156. A automação da produção gera um fenômeno contraditório, de desqualificação do trabalho, ao mesmo tempo em que eleva a exigência de qualificações formais. Se, no taylorismo, existia a separação de gerência e operação, planejamento e execução de tarefas, na nova organização do trabalho, os trabalhadores têm como tarefa a obtenção de qualidade, a conservação dos equipamentos e o controle coletivo das tarefas da produção. Os círculos de qualidade, o kanban e A construção de redes de informação abriram uma nova fase de cooptação e pressão ideológica no conjunto da classe operária. Como resultado desse processo, surge uma classe operária com novo perfil, mais escolarizada e com uma maior visão do conjunto da produção. Esta classe operária, dentro da nova lógica da produção, se vê como responsável pela produtividade e, portanto, mais afeita à cooptação por parte do capital.

157. As transformações dos equipamentos e dos métodos na indústria também ocorrem no setor de serviços. As transformações no setor de serviços se apresentam com o fim do birô e a multiplicação das baias informatizadas.
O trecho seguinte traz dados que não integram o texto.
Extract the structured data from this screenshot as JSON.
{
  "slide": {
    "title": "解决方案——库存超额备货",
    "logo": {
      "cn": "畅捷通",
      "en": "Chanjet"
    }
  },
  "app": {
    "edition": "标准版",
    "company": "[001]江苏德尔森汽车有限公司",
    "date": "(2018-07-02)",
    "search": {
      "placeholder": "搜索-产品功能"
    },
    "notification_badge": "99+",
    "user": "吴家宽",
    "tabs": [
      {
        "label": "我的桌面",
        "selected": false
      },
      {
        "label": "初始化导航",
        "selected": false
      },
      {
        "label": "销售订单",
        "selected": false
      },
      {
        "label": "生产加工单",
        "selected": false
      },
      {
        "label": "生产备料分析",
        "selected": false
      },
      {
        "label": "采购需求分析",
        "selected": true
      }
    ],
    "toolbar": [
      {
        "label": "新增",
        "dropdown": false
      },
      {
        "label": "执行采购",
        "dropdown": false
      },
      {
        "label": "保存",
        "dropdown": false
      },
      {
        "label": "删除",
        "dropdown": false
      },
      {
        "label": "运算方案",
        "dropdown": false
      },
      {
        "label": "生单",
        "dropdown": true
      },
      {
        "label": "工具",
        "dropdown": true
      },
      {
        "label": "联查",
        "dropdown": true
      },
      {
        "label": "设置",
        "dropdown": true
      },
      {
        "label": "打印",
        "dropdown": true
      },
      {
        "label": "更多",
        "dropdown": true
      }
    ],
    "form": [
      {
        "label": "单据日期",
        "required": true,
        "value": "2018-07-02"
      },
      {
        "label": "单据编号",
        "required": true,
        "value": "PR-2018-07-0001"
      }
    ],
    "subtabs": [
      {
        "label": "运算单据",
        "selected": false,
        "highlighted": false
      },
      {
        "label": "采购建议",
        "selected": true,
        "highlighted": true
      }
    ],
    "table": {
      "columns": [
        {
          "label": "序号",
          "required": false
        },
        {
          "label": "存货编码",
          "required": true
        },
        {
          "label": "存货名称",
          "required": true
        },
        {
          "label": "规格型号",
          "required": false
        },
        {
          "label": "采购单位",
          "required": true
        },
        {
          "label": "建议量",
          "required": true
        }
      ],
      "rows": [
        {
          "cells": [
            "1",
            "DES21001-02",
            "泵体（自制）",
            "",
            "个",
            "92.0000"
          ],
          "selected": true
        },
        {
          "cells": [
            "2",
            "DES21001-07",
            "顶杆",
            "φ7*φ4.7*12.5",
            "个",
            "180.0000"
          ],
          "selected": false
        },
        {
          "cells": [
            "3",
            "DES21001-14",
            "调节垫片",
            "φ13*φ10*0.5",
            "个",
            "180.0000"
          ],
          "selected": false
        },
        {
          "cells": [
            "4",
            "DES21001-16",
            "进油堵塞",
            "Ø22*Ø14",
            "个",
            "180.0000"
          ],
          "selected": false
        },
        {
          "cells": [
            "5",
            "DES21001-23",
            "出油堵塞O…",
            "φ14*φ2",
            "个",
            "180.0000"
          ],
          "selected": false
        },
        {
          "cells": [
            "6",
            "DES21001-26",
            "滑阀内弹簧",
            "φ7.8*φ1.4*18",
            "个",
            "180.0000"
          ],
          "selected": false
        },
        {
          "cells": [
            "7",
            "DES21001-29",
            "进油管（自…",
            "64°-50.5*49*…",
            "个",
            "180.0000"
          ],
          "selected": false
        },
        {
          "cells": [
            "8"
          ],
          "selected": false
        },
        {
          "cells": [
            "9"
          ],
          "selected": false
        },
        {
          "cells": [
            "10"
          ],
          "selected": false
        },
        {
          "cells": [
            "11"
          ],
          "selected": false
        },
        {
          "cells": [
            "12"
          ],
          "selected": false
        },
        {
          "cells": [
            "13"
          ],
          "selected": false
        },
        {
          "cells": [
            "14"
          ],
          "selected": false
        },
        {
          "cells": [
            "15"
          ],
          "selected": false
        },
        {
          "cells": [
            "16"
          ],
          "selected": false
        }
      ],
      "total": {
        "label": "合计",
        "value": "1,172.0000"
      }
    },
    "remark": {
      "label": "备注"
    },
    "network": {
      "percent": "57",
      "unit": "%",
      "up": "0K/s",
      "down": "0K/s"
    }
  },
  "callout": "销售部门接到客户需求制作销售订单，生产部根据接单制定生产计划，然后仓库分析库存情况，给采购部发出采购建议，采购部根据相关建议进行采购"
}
A meta da qualidade, uma qualidade muitas vezes falsa, se torna universal, inclusive no setor público, que passa a emular a iniciativa privada. Nos bancos, por exemplo, os empregados passam a "gerentes", que não gerenciam nada, apenas introjetam as necessidades do capital. No campo da educação, surge um verdadeiro fetiche da informatização, vendida como a solução de todos os problemas do aprendizado.
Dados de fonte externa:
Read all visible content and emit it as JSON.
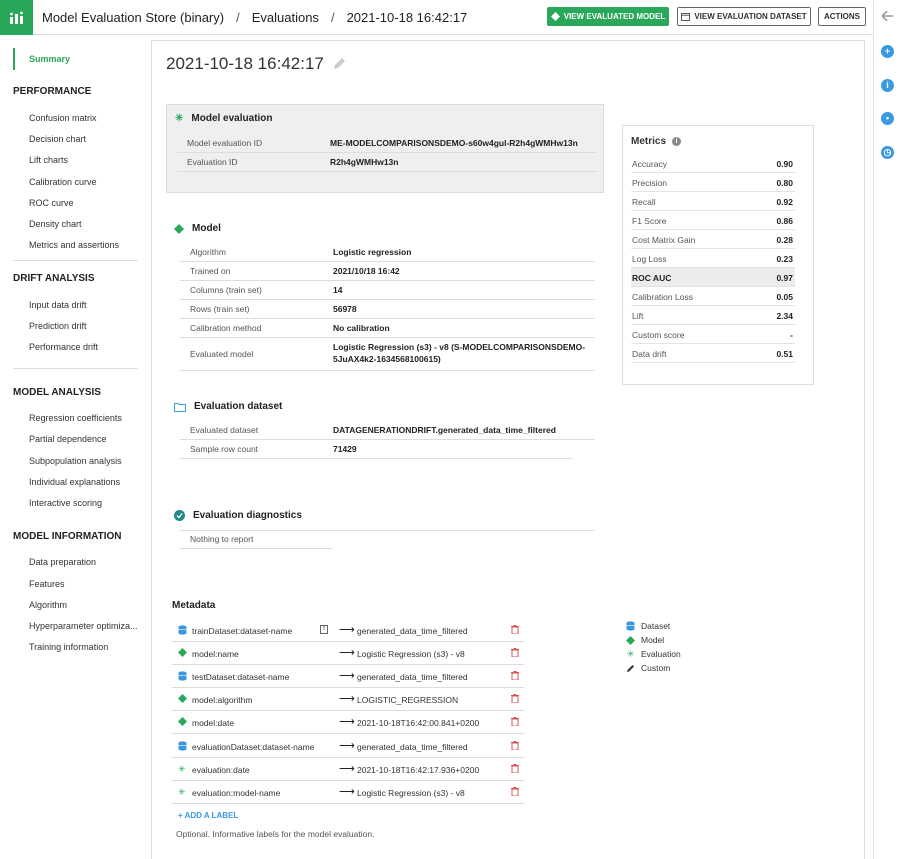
{
  "app": {
    "icon": "model-evaluation-icon",
    "accent": "#2aa85a"
  },
  "breadcrumb": {
    "store": "Model Evaluation Store (binary)",
    "sep1": "/",
    "section": "Evaluations",
    "sep2": "/",
    "current": "2021-10-18 16:42:17"
  },
  "toolbar": {
    "view_model": "VIEW EVALUATED MODEL",
    "view_dataset": "VIEW EVALUATION DATASET",
    "actions": "ACTIONS"
  },
  "sidebar": {
    "summary": "Summary",
    "performance": {
      "title": "PERFORMANCE",
      "items": [
        "Confusion matrix",
        "Decision chart",
        "Lift charts",
        "Calibration curve",
        "ROC curve",
        "Density chart",
        "Metrics and assertions"
      ]
    },
    "drift": {
      "title": "DRIFT ANALYSIS",
      "items": [
        "Input data drift",
        "Prediction drift",
        "Performance drift"
      ]
    },
    "analysis": {
      "title": "MODEL ANALYSIS",
      "items": [
        "Regression coefficients",
        "Partial dependence",
        "Subpopulation analysis",
        "Individual explanations",
        "Interactive scoring"
      ]
    },
    "info": {
      "title": "MODEL INFORMATION",
      "items": [
        "Data preparation",
        "Features",
        "Algorithm",
        "Hyperparameter optimiza...",
        "Training information"
      ]
    }
  },
  "page": {
    "title": "2021-10-18 16:42:17"
  },
  "model_evaluation": {
    "title": "Model evaluation",
    "rows": [
      {
        "k": "Model evaluation ID",
        "v": "ME-MODELCOMPARISONSDEMO-s60w4gul-R2h4gWMHw13n"
      },
      {
        "k": "Evaluation ID",
        "v": "R2h4gWMHw13n"
      }
    ]
  },
  "model": {
    "title": "Model",
    "rows": [
      {
        "k": "Algorithm",
        "v": "Logistic regression"
      },
      {
        "k": "Trained on",
        "v": "2021/10/18 16:42"
      },
      {
        "k": "Columns (train set)",
        "v": "14"
      },
      {
        "k": "Rows (train set)",
        "v": "56978"
      },
      {
        "k": "Calibration method",
        "v": "No calibration"
      }
    ],
    "evaluated_model_label": "Evaluated model",
    "evaluated_model_line1": "Logistic Regression (s3) - v8 (S-MODELCOMPARISONSDEMO-",
    "evaluated_model_line2": "5JuAX4k2-1634568100615)"
  },
  "evaluation_dataset": {
    "title": "Evaluation dataset",
    "rows": [
      {
        "k": "Evaluated dataset",
        "v": "DATAGENERATIONDRIFT.generated_data_time_filtered"
      },
      {
        "k": "Sample row count",
        "v": "71429"
      }
    ]
  },
  "diagnostics": {
    "title": "Evaluation diagnostics",
    "empty": "Nothing to report"
  },
  "metrics": {
    "title": "Metrics",
    "rows": [
      {
        "k": "Accuracy",
        "v": "0.90"
      },
      {
        "k": "Precision",
        "v": "0.80"
      },
      {
        "k": "Recall",
        "v": "0.92"
      },
      {
        "k": "F1 Score",
        "v": "0.86"
      },
      {
        "k": "Cost Matrix Gain",
        "v": "0.28"
      },
      {
        "k": "Log Loss",
        "v": "0.23"
      },
      {
        "k": "ROC AUC",
        "v": "0.97",
        "highlight": true
      },
      {
        "k": "Calibration Loss",
        "v": "0.05"
      },
      {
        "k": "Lift",
        "v": "2.34"
      },
      {
        "k": "Custom score",
        "v": "-"
      },
      {
        "k": "Data drift",
        "v": "0.51"
      }
    ]
  },
  "metadata": {
    "title": "Metadata",
    "rows": [
      {
        "type": "dataset",
        "key": "trainDataset:dataset-name",
        "warn": true,
        "value": "generated_data_time_filtered"
      },
      {
        "type": "model",
        "key": "model:name",
        "value": "Logistic Regression (s3) - v8"
      },
      {
        "type": "dataset",
        "key": "testDataset:dataset-name",
        "value": "generated_data_time_filtered"
      },
      {
        "type": "model",
        "key": "model:algorithm",
        "value": "LOGISTIC_REGRESSION"
      },
      {
        "type": "model",
        "key": "model:date",
        "value": "2021-10-18T16:42:00.841+0200"
      },
      {
        "type": "dataset",
        "key": "evaluationDataset:dataset-name",
        "value": "generated_data_time_filtered"
      },
      {
        "type": "evaluation",
        "key": "evaluation:date",
        "value": "2021-10-18T16:42:17.936+0200"
      },
      {
        "type": "evaluation",
        "key": "evaluation:model-name",
        "value": "Logistic Regression (s3) - v8"
      }
    ],
    "arrow": "⟶",
    "add_label": "+ ADD A LABEL",
    "note": "Optional. Informative labels for the model evaluation.",
    "legend": [
      {
        "type": "dataset",
        "label": "Dataset"
      },
      {
        "type": "model",
        "label": "Model"
      },
      {
        "type": "evaluation",
        "label": "Evaluation"
      },
      {
        "type": "custom",
        "label": "Custom"
      }
    ]
  },
  "colors": {
    "dataset": "#3b99e0",
    "model": "#2aa85a",
    "evaluation": "#2aa85a",
    "delete": "#d9534f",
    "link": "#3b99e0"
  }
}
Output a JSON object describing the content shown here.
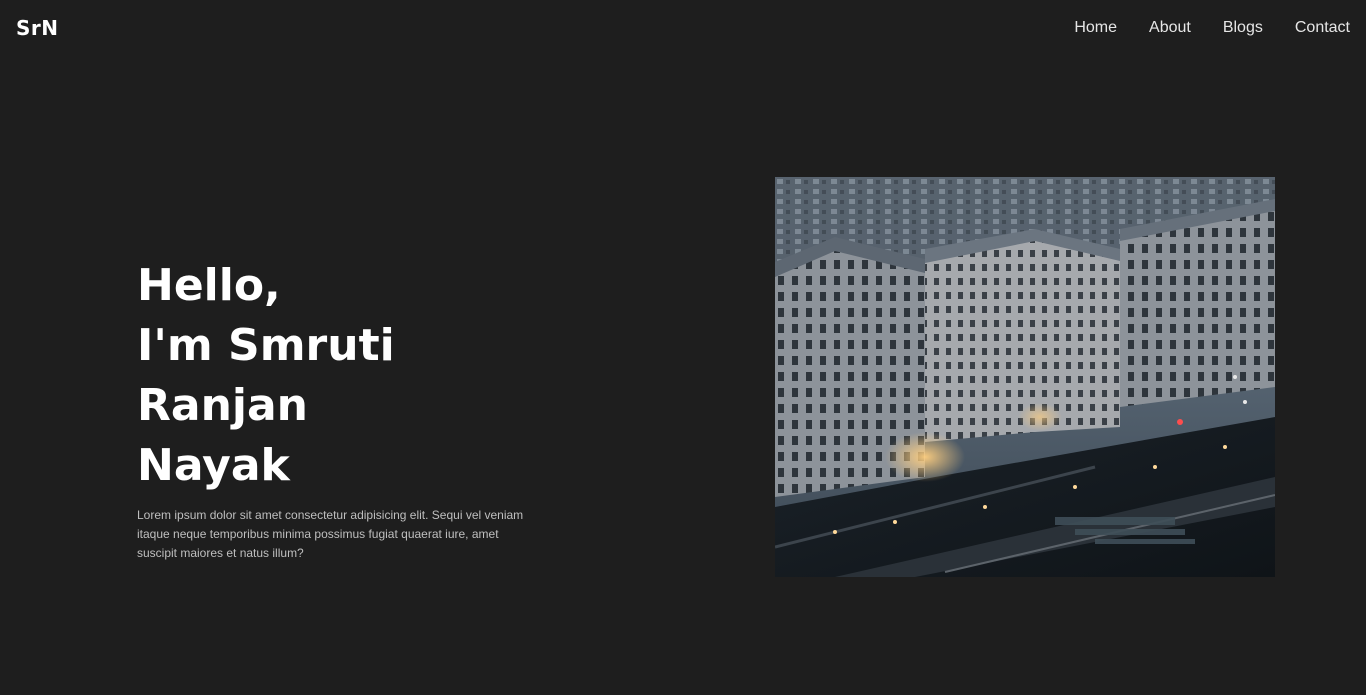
{
  "brand": {
    "logo": "SrN"
  },
  "nav": {
    "items": [
      {
        "label": "Home"
      },
      {
        "label": "About"
      },
      {
        "label": "Blogs"
      },
      {
        "label": "Contact"
      }
    ]
  },
  "hero": {
    "greeting": "Hello,",
    "intro": "I'm Smruti Ranjan",
    "surname": "Nayak",
    "description": "Lorem ipsum dolor sit amet consectetur adipisicing elit. Sequi vel veniam itaque neque temporibus minima possimus fugiat quaerat iure, amet suscipit maiores et natus illum?"
  },
  "colors": {
    "background": "#1e1e1e",
    "text": "#ffffff",
    "muted_text": "#bfbfbf"
  }
}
158. Em sua primeira fase, a revolução tecnológica do capitalismo provocou demissões em massa, precarização de relações de trabalho, aumento do contingente do exército industrial de reserva. Alguns teóricos, na Europa e também no Brasil, anunciaram o fim da classe operária, ou a diminuição de seu peso histórico. Em muitos momentos, esses teóricos confundiram o ser da classe operária com a sua forma fordista e reduziram a produção de valor à indústria de transformação. Essa visão serviu de senha para grande parte do movimento sindical abandonar as reivindicações econômicas imediatas e relegar a um segundo plano a luta reivindicativa. Expressão disso é o "sindicalismo cidadão" da CUT.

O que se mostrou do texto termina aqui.